For decades, people have used remote sensing to evaluate irrigated areas. We take that a step further to both identify and classify farmers' irrigation systems on a field-by-field basis. Learn more about how we conduct this analysis to provide you with better insights on the farmers you serve.
Overview of the process
We build our irrigation data using remote sensing and maps to place land into four irrigation categories:
- Pivot irrigation
- Non-pivot sprinkler
- Other irrigation (flood, micro, etc.)
For our purposes, irrigated land is defined as cultivated crop locations receiving application of water means to offset precipitation shortfalls during the growing season. This definition includes water sources like surface and groundwater deliveries -- as long as human intervention is involved in moving the water.
Determining irrigation criteria relies on a number of criteria. First and foremost is the availability of water resources and their interaction with vegetation. We also include climate, resource availability, crop patterns and technical expertise in our data collection.
The graphic below explains exactly how all this data fits together in the analysis:
The model relies heavily on monitoring changes in vegetation indices over the course of the growing season.
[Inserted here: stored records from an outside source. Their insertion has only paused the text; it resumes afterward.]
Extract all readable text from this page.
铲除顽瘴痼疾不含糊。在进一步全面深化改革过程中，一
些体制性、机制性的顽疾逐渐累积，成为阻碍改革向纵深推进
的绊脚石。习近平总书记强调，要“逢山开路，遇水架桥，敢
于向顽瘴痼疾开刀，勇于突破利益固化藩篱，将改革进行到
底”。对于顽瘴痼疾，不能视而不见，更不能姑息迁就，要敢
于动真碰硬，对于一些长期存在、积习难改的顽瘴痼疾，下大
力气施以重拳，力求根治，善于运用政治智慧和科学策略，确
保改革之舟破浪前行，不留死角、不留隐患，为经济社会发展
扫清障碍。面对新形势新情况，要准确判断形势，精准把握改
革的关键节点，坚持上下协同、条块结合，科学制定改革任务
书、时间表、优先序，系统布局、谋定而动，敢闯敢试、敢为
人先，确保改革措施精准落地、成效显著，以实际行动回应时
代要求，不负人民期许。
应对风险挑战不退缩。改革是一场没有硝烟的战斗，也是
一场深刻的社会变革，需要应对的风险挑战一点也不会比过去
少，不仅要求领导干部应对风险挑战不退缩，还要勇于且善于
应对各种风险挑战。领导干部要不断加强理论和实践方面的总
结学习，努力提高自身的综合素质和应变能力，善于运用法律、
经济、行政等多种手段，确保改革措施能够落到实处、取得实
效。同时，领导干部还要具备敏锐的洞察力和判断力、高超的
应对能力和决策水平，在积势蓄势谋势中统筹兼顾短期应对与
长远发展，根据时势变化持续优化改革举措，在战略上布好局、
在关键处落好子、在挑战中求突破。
We specifically analyze this data during periods of rain and dryness.
It's important that the timing of the image capture be precise. This helps to distinguish irrigated crops from each other, as well as from other land cover types.
This analysis does a good job at detecting vegetation activity over time through spectral (color) and temporal data. Spectral data examines the vegetative growth, while temporal data helps us determine the rate of growth.
Identifying irrigated vs. non-irrigated fields
Our irrigation data model is similar to our buyer persona model. In this case, we took a set of known data (referred to as a training data set) and ran it through a predictive model. Based on that training data, the model was able to determine and weigh key factor that indicate the irrigation status of a particular field.
Here are some of the findings of that process:
- In general, irrigated fields have higher vegetation index values than non-irrigated fields
- Most irrigated fields have a low year-to-year variation in vegetation index due to climate dampening
We used a tree-based machine learning model -- one widely used by the machine learning community -- to separate irrigated from non-irrigated land.
In addition to classifying land by irrigation type, the model returned a confidence interval for each classification. Of course, as with any predictive model, it’s important to test and refine the model to enhance its accuracy. In this case, the result is a cleaner and more accurate final irrigation map.
Finally, we evaluate the results and test them for accuracy in two ways:
- Use ground-truth observations to create a statistical estimate of the map's accuracy.
- Comparison of area estimates made from the irrigation map with those reported by the USDA at the county level.
After achieving confidence that the data is accurate, we then will deploy this data in our applications.